Using the NSI Pathways™ framework and methodology, this work explores the relationship between the markers for reconciliation and reintegration (R&R). Examination of the two sets of markers indicates that there is a significant degree of overlap between the two processes, and that—in the case of Afghanistan—reintegration markers are a complete subset of reconciliation markers. This finding suggests that reintegration in Afghanistan can be pursued without undermining or prohibiting reconciliation.
However, an assessment of these markers in Afghanistan reveals that there is a striking absence of critical drivers for R&R, both overall and compared with four historical case studies. Moreover, there is a similar or greater number of critical barriers to R&R in Afghanistan compared with other cases. Successful R&R appears to require an equal or greater number of drivers than barriers. Yet, in Afghanistan, there are more barriers than drivers to R&R, suggesting that these outcomes will be difficult to achieve.

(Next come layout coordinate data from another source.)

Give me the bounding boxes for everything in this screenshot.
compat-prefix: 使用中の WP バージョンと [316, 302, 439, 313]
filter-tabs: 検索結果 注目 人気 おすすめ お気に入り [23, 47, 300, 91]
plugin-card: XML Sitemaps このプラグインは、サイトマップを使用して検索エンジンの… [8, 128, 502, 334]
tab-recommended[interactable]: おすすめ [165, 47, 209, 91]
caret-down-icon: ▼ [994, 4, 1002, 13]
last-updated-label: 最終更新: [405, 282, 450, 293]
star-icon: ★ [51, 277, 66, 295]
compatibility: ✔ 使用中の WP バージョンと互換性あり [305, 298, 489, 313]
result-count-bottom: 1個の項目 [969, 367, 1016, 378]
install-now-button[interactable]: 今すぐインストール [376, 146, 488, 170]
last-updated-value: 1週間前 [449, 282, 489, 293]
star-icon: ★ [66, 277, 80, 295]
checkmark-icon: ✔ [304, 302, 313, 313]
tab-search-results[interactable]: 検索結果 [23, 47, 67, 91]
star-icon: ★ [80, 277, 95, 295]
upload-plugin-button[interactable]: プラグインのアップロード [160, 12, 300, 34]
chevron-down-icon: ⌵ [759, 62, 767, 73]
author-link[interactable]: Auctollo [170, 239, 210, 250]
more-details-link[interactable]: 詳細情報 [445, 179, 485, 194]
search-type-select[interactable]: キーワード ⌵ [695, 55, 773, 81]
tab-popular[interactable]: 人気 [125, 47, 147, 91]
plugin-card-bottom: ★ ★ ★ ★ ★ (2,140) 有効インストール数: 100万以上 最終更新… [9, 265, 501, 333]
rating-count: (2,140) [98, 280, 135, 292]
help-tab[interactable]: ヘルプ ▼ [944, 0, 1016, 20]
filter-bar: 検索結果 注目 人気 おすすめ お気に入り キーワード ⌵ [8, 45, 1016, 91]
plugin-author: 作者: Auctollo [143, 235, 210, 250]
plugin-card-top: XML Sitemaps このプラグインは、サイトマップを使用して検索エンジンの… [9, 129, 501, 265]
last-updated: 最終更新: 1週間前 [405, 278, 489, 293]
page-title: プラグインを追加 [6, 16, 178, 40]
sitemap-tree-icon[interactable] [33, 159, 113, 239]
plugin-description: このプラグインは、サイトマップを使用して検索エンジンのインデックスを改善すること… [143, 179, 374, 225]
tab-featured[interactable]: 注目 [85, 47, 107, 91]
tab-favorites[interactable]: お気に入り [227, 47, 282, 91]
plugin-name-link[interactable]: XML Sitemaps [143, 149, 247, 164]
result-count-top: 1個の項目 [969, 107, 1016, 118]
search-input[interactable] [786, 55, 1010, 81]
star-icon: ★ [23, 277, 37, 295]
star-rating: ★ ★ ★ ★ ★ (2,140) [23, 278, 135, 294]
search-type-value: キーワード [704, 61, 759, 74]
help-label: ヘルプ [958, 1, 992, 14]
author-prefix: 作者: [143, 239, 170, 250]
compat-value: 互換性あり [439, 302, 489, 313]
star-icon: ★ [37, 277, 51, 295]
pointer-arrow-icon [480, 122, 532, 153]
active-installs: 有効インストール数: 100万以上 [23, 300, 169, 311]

R&R markers are also examined using the DIMEFIL framework to assess which USG agencies are best positioned to influence R&R. Almost all R&R drivers are Diplomatic or Informational, though the military can serve a crucial support role in addressing these drivers (e.g., through information operations, key leader engagement, force protection, military police functions, etc.). The military can also lead some efforts to address R&R barriers, which fall more firmly within its purview. For example, combatting decentralization and privatization of violence through militias reduces a barrier to state monopoly on authorization of violence.